To check the test coverage, run the following command from the root folder:
go test $(go list ./... | grep -v /vendor/) -coverprofile cover.out && go tool cover -html=cover.out
This will create a cover.out
file which will be opened in browser tab, showing detailed coverage status for each package.
This information is also available in the command line.
For this project, I've used PostgreSQL as a database. You can install it from here and choose the appropriate version for your OS.
Run go build -o posterr .
in the src
folder. The following arguments are available:
--init-db
- Initializes the database. Required at first run.--port
- Sets the application port.
For example:
go build -o posterr .
./posterr --init-db --port 4000
- Is there a limit on how many replies could be done within a day?
- May replies be reposted and quote-reposted?
- May replies be replied?
- In which order should the replies being shown on this new feed? Ascending or Descending?
In the database layer, I could treat each reply as a post as well. However, it would be necessary to update the posts
database schema, adding an extra column reply_id
. reply_id
contains the id of the post which the reply is from. In this sense, the content of a post, where reply is not null, will be the message used to reply a post. Also, the same logic used to repost and quote-repost could be used for a reply, as it is a post as well. The table would be something like this:
CREATE TABLE posts(
post_id VARCHAR (36) PRIMARY KEY,
username VARCHAR (14) NOT NULL REFERENCES users (username),
content VARCHAR (777) NULL,
reposted_id VARCHAR (36) NULL,
reply_id VARCHAR (36) NULL,
created_at TIMESTAMPTZ DEFAULT NOW(),
FOREIGN KEY (reposted_id) REFERENCES posts (post_id)
FOREIGN KEY (reply_id) REFERENCES posts (post_id))
For the actual code, it would be necessary to update the Posterr
interface to include a function to create replies. Maybe the same WriteContent
function could be used, by adding an extra parameter, but the logic would get more complex. With some refactor, maybe not too complex.
The API implementation would quite similar to CreateContent
, or, depending on the changes above, could be reused to handle it as well.
Finally, no changes would be necessary in the search mechanism with this implementation, since replies are treated as posts.
The code is partially covered by unit tests. Some functions like ListHomePageContent
, ListProfileContent
, SearchContent
and GetUserProfile
do not have unit testing simply because the setup was quite big. Thus, I used some unit tests to populate the database and tested each manually. I managed to find some bugs and fixed them. Also, I created mocks for the interfaces to use for testing the APIs. However, I could not complete it.
The first phase was straight-forward to implement. I only had a few issues with the language when I was trying to use the LIKE
key from Postgres. Thus, I took some time to figure out how to make this work in Go.
I`ve added a caching mechanism to store no. of followers and following users, assuming that a user will not run many of these operations in a short period of time. However, I created a small load unit tests and the connection pool breaks for many requests at once. The connection pool could be improved to be long living ones, thus reused, but some changes would be necessary to handle this, but I'm not entirely sure this would solve the problem.
For scaling this project, the first thing would be to replicate the service. However, to make this possible, it would be necessary a load balancer to coordinate the incoming traffic and redirect the requests to each server. I could ship it to a cloud provider, such as AWS or Azure, which already has such functionality and make usage of it. The cloud provider would be also responsible for provisioning servers, which could also de-provision if the load is below some defined threshold. For example, I would containerize the project into docker images and use Azure Kubernetes Service (AKS) as orchestrator of the containers.

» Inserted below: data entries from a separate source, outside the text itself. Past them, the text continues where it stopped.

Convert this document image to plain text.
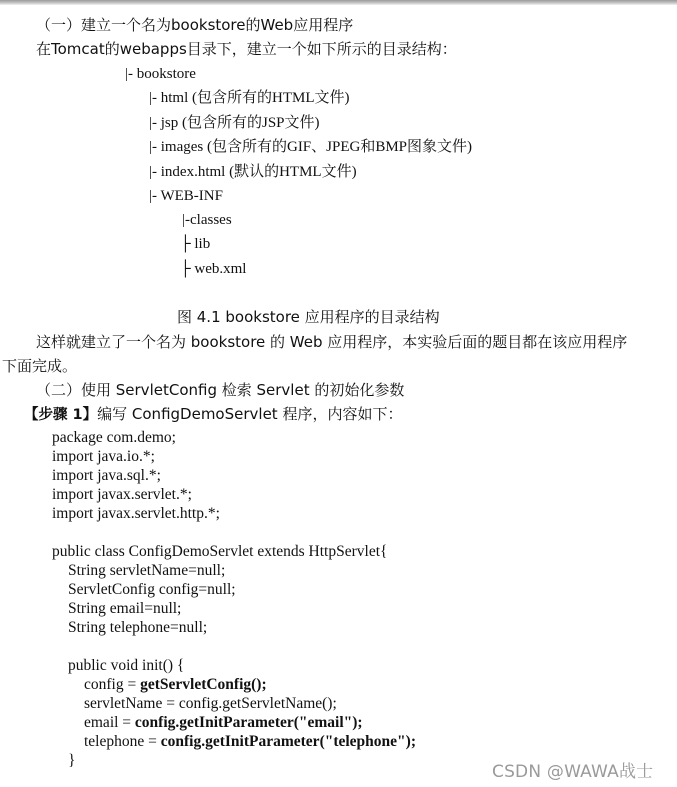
（一）建立一个名为bookstore的Web应用程序
在Tomcat的webapps目录下，建立一个如下所示的目录结构：
|- bookstore
|- html (包含所有的HTML文件)
|- jsp (包含所有的JSP文件)
|- images (包含所有的GIF、JPEG和BMP图象文件)
|- index.html (默认的HTML文件)
|- WEB-INF
|-classes
├ lib
├ web.xml
图 4.1 bookstore 应用程序的目录结构
这样就建立了一个名为 bookstore 的 Web 应用程序，本实验后面的题目都在该应用程序
下面完成。
（二）使用 ServletConfig 检索 Servlet 的初始化参数
【步骤 1】编写 ConfigDemoServlet 程序，内容如下：
package com.demo;
import java.io.*;
import java.sql.*;
import javax.servlet.*;
import javax.servlet.http.*;
public class ConfigDemoServlet extends HttpServlet{
String servletName=null;
ServletConfig config=null;
String email=null;
String telephone=null;
public void init() {
config = getServletConfig();
servletName = config.getServletName();
email = config.getInitParameter("email");
telephone = config.getInitParameter("telephone");
}
CSDN @WAWA战士
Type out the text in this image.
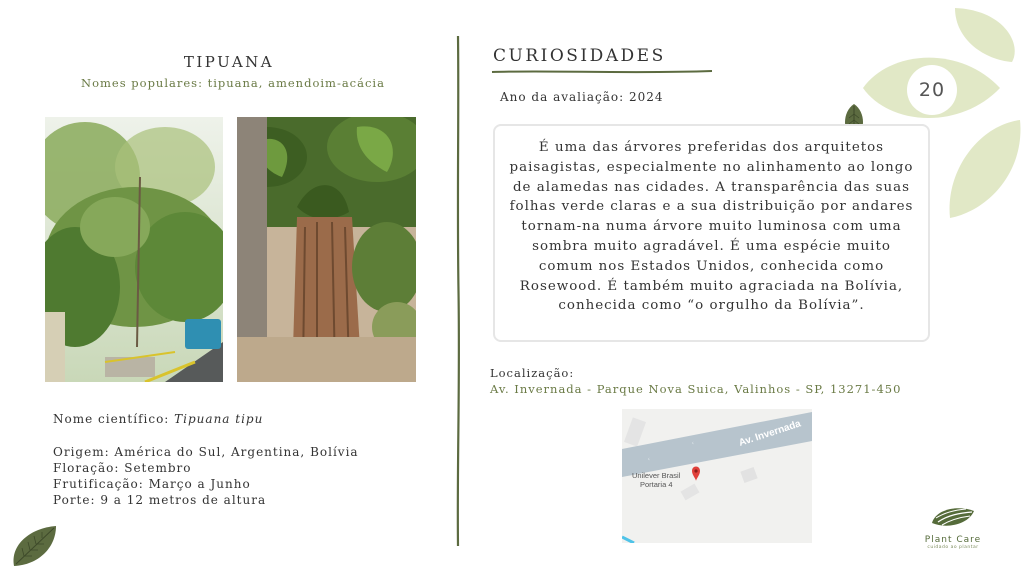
20
TIPUANA
Nomes populares: tipuana, amendoim-acácia
Nome científico: Tipuana tipu
Origem: América do Sul, Argentina, Bolívia
Floração: Setembro
Frutificação: Março a Junho
Porte: 9 a 12 metros de altura
CURIOSIDADES
Ano da avaliação: 2024
É uma das árvores preferidas dos arquitetos paisagistas, especialmente no alinhamento ao longo de alamedas nas cidades. A transparência das suas folhas verde claras e a sua distribuição por andares tornam-na numa árvore muito luminosa com uma sombra muito agradável. É uma espécie muito comum nos Estados Unidos, conhecida como Rosewood. É também muito agraciada na Bolívia, conhecida como “o orgulho da Bolívia”.
Localização:
Av. Invernada - Parque Nova Suica, Valinhos - SP, 13271-450
Av. Invernada
‹
‹
Unilever Brasil
Portaria 4
Plant Care
cuidado ao plantar
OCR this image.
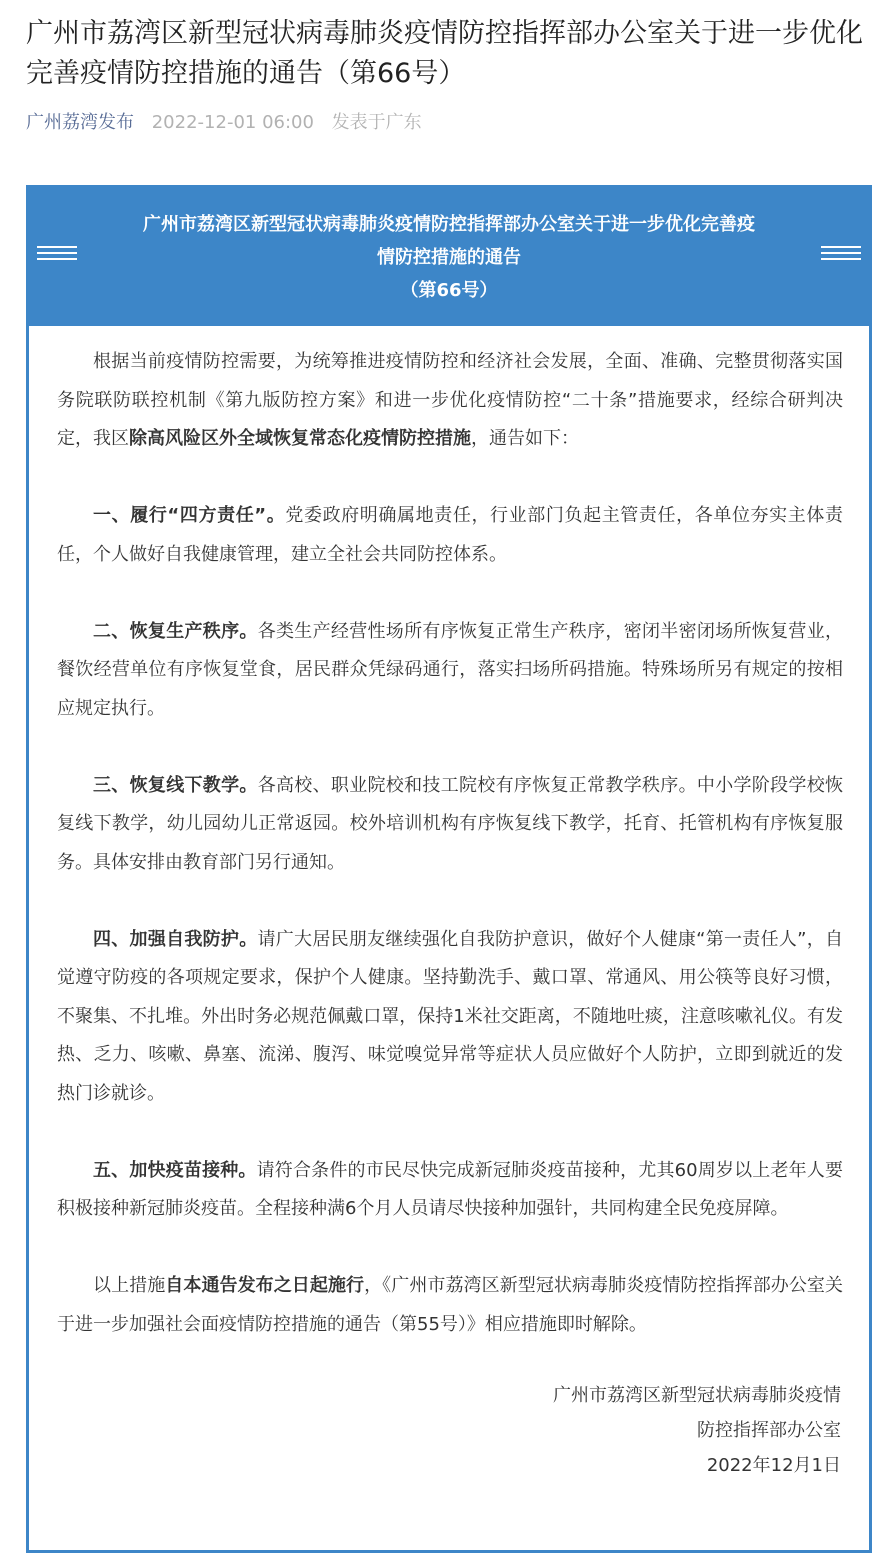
广州市荔湾区新型冠状病毒肺炎疫情防控指挥部办公室关于进一步优化完善疫情防控措施的通告（第66号）
广州荔湾发布 2022-12-01 06:00 发表于广东
广州市荔湾区新型冠状病毒肺炎疫情防控指挥部办公室关于进一步优化完善疫
情防控措施的通告
（第66号）

根据当前疫情防控需要，为统筹推进疫情防控和经济社会发展，全面、准确、完整贯彻落实国务院联防联控机制《第九版防控方案》和进一步优化疫情防控“二十条”措施要求，经综合研判决定，我区除高风险区外全域恢复常态化疫情防控措施，通告如下：

一、履行“四方责任”。党委政府明确属地责任，行业部门负起主管责任，各单位夯实主体责任，个人做好自我健康管理，建立全社会共同防控体系。

二、恢复生产秩序。各类生产经营性场所有序恢复正常生产秩序，密闭半密闭场所恢复营业，餐饮经营单位有序恢复堂食，居民群众凭绿码通行，落实扫场所码措施。特殊场所另有规定的按相应规定执行。

三、恢复线下教学。各高校、职业院校和技工院校有序恢复正常教学秩序。中小学阶段学校恢复线下教学，幼儿园幼儿正常返园。校外培训机构有序恢复线下教学，托育、托管机构有序恢复服务。具体安排由教育部门另行通知。

四、加强自我防护。请广大居民朋友继续强化自我防护意识，做好个人健康“第一责任人”，自觉遵守防疫的各项规定要求，保护个人健康。坚持勤洗手、戴口罩、常通风、用公筷等良好习惯，不聚集、不扎堆。外出时务必规范佩戴口罩，保持1米社交距离，不随地吐痰，注意咳嗽礼仪。有发热、乏力、咳嗽、鼻塞、流涕、腹泻、味觉嗅觉异常等症状人员应做好个人防护，立即到就近的发热门诊就诊。

五、加快疫苗接种。请符合条件的市民尽快完成新冠肺炎疫苗接种，尤其60周岁以上老年人要积极接种新冠肺炎疫苗。全程接种满6个月人员请尽快接种加强针，共同构建全民免疫屏障。

以上措施自本通告发布之日起施行，《广州市荔湾区新型冠状病毒肺炎疫情防控指挥部办公室关于进一步加强社会面疫情防控措施的通告（第55号）》相应措施即时解除。

广州市荔湾区新型冠状病毒肺炎疫情
防控指挥部办公室
2022年12月1日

The next phase, I would replicate the database, as the traffic load would increase with the replicated servers. The main database could responsible for accepting only write/update traffic and the additional ones would handle the read operations. The additional databases would read from the main one to keep their data up-to-date. In case of a failure in the main database, one of the additionals would be promoted to main to keep the system running. Some caching could be added as well to reduce latency. In this case, a NoSQL database, like MongoDB, could store some operations that do not change as much, such as followers and following, unless there is a celebrity-case which will increase the load of these operations.
For another phase of scaling, the data could be partitioned into shards, but it would require some extra logic to generate the hash function using the username. Also, depending on the traffic of a user or group of users, these could have their own shards to improve the traffic load. Hopefully, it won't be necessary to reshard the data, which adds a problem of recreating the hash function and necessity of moving around data to be in accordance to the new function.